Examples of Closed Unit Balls That are NOT Compact

Examples of Closed Unit Balls That are NOT Compact

Recall from the Closed Unit Ball Criterion for Finite Dimensional Normed Linear Spaces page that if $(X, \| \cdot \|_X)$ is a normed linear space then the closed unit ball of $X$ is compact if and only if $X$ is finite-dimensional.

We will now look at some examples of normed linear spaces whose closed unit balls are not compact. By the theorem referenced above, these spaces will be infinite-dimensional.

 Proposition 1: The closed unit ball in $C[0, 1]$ is not compact.

In metric spaces, a space is compact if and only if every sequence in the space has a subsequence which converges in the space. This is known as the Bolzano-Weierstrass property.

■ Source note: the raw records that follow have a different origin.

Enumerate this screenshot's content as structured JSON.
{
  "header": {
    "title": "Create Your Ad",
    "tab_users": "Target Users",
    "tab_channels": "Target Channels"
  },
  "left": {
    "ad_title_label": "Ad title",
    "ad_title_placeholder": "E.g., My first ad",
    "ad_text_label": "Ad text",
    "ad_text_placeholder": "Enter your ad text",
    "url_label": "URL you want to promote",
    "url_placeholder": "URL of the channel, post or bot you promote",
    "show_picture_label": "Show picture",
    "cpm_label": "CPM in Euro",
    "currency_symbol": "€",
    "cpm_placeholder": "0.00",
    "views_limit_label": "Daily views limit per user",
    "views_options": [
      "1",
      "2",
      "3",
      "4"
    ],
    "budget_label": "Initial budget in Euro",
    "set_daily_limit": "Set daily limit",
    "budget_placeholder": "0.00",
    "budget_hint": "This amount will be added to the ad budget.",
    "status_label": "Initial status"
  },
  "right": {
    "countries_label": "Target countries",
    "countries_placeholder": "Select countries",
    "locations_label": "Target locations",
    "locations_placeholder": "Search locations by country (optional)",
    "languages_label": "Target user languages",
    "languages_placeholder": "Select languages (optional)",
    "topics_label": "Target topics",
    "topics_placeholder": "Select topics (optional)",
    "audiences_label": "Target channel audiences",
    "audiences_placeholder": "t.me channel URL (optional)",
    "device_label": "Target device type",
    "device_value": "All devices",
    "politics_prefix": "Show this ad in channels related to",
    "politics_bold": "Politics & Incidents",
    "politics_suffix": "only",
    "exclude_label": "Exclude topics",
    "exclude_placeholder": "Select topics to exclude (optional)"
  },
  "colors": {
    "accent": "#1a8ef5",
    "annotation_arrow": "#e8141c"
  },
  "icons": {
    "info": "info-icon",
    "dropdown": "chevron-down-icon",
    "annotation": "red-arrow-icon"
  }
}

• Proof: $C[0, 1]$ is infinite-dimensional and hence the closed unit ball in $C[0, 1]$ is not compact. Let $\overline{B}(0, 1)$ denote the closed unit ball in $C[0, 1]$. Then:
(1)
\begin{align} \quad \overline{B}(0, 1) = \{ f \in C[0, 1] : \| f \|_{\sup} \leq 1 \} \end{align}
• For each $n \in \mathbb{N}$ let $f_n : [0, 1] \to \mathbb{R}$ be defined by $f_n(x) = x^n$. Observe that for each $n \in \mathbb{N}$ we have that:
(2)
\begin{align} \quad \| f_n \|_{\sup} = \sup_{x \in [0, 1]} |x^n| = 1 \end{align}
• Then $(f_n)$ is a sequence in $B(0, 1)$. However, observe that $(f_n)$ does not converge uniformly. In fact, $(f_n)$ converges pointwise to:
(3)
\begin{align} \quad f(x) = \left\{\begin{matrix} 0 & \mathrm{if} \: 0 \leq x < 1\\ 1 & \mathrm{if} \: x = 1 \end{matrix}\right. \end{align}
• In particular, no subsequence of $(f_n)$ converges uniformly on $[0, 1]$. Now in particular, we have that no subsequence of $(f_n)$ converges in $\bar{B}(0, 1)$ and so $\bar{B}(0, 1)$ is not compact.